Friday March 24, 2023

Drivers lack hazard perception

February 05, 2023

Rawalpindi : An initiative to put the brakes on bad driving in the city has become necessary. People squeeze past you where you cannot see any space. Some stop just short of your bonnet. There is nobody to take things under the control and train some city drivers about driving right and driving safely.

“Rawalpindi’s traffic situation is worst. Drivers drive over the speed limit, and those on motorbikes ride without helmets. The number and length of traffic jams, hours lost during congestion level, driving speeds, and distracted-driving fatalities lead to headaches,” says Talib Hussain. “Pindiites are all too familiar with jam-packed roads and long delays on area streets, plus the frustration they may cause. If I have thought driving in the city can be cumbersome, I am certainly not alone,” says Nisar Turabi.

“We get complaints from the public on a regular basis regarding road rage. It is usually about someone driving in a manner that is inappropriate, either they are tailgating or trying to lure someone into an altercation with another motorist,” says Mohsin Raza, a traffic officer.

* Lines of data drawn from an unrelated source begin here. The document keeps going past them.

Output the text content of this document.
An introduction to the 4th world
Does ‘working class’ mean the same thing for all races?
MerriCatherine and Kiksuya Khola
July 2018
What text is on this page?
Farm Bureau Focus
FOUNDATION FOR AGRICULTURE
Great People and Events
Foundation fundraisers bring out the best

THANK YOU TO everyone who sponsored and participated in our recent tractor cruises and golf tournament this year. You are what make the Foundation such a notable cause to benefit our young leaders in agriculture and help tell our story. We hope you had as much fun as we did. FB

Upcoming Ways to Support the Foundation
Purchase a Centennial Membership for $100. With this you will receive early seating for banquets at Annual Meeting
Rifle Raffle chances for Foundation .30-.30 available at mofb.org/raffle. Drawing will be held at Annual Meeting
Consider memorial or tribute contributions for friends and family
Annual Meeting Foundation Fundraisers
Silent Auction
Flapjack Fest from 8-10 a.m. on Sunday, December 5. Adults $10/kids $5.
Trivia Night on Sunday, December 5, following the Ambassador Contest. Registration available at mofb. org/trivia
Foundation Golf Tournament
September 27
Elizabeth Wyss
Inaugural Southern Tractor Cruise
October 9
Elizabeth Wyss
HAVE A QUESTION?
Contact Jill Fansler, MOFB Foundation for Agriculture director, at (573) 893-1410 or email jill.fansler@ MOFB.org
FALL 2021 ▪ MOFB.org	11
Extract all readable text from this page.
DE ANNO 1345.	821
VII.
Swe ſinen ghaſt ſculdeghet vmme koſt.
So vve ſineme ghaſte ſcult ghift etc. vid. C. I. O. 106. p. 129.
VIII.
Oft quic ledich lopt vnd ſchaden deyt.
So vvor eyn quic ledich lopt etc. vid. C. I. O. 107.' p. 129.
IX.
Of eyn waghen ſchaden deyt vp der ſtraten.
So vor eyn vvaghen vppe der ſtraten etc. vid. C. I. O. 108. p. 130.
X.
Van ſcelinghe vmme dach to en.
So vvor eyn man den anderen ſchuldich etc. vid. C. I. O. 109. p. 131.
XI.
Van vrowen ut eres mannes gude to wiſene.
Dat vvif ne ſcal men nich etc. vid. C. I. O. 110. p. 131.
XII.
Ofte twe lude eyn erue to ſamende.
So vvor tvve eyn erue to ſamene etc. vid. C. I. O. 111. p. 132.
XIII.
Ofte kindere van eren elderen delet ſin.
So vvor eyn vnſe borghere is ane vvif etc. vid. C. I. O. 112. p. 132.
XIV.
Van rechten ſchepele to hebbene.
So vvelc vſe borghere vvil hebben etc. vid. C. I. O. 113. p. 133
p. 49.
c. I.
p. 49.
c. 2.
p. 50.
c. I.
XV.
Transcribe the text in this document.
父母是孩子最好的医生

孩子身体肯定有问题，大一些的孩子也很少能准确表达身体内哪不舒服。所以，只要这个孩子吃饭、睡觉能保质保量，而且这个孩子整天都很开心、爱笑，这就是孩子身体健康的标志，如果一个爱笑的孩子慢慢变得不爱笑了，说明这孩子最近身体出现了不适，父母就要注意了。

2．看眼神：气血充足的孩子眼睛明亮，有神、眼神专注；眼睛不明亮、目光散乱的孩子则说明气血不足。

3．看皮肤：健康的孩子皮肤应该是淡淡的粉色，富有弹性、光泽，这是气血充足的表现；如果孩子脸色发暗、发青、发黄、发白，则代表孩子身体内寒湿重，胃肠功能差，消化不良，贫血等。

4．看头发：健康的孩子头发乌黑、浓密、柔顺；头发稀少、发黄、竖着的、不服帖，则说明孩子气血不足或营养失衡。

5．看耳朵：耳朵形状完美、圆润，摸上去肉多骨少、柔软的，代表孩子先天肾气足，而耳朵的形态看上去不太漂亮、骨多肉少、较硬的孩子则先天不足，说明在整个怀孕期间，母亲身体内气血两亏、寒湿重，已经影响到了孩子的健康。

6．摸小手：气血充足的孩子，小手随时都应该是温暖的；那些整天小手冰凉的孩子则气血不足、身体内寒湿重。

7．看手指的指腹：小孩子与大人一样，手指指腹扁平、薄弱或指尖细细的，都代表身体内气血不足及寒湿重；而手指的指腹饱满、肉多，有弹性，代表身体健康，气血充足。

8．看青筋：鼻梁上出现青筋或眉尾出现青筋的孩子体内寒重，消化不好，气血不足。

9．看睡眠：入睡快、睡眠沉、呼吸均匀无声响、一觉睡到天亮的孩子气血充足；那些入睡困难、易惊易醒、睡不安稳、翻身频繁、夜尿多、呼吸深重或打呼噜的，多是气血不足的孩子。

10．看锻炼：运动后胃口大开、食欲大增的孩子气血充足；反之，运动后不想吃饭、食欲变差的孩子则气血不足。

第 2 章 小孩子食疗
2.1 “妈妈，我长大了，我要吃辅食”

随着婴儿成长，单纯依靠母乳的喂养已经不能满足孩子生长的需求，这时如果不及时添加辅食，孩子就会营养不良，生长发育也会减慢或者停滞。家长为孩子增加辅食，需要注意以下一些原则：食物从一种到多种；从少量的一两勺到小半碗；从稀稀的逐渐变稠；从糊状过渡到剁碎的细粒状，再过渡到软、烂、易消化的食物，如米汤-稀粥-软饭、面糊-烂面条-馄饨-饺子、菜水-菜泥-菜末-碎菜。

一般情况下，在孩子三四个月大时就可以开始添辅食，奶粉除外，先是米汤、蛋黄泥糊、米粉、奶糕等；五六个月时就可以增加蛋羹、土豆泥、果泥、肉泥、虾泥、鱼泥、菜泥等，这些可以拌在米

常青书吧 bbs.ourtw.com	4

“Aggressive driving breaches which lead to an argument with another driver include speeding, failure to stop, failure to signal, improper lane change, improper passing, following too closely, and distracted driving or using a handheld device,” adds Mohsin. “Share the road and if someone wants to get by you, let them pass and drive in a manner that won’t cause anxiety and stress and frustration to other people you share the road with,” says Jameel Naqvi, a police warden.

“A team of experts should deal with issues like motivation, the psyche of the driver, stress management, personal hygiene, and car maintenance. They need to make the drivers feel that they are the managers of the vehicle and of the people in the vehicle. It’s all their responsibility,” says Nasir Alvi. “Driving has a lot to do with the road situation as well. In Rawalpindi, the number of people has increased but the roads have remained the same. Dug-up roads are without proper signage and traffic movement is confused,” says Shafqat Ali.

“Apart from the condition of the road, drivers should be able to perceive what will happen on the road. Therefore, if there is a school, the driver should anticipate that there would be children nearby and hence, drive slowly. Or if it rains, he should know that he may not be able to see a pothole,” says Shabbir Hussain. Arif Zaidi says, “Yesterday going to the SNGPL office I saw people around me were zooming past me, going so close to my car that I was scared for my car and my life. I believe that a good driver does not need a sign to tell him what could go wrong. He should have some amount of hazard perception.”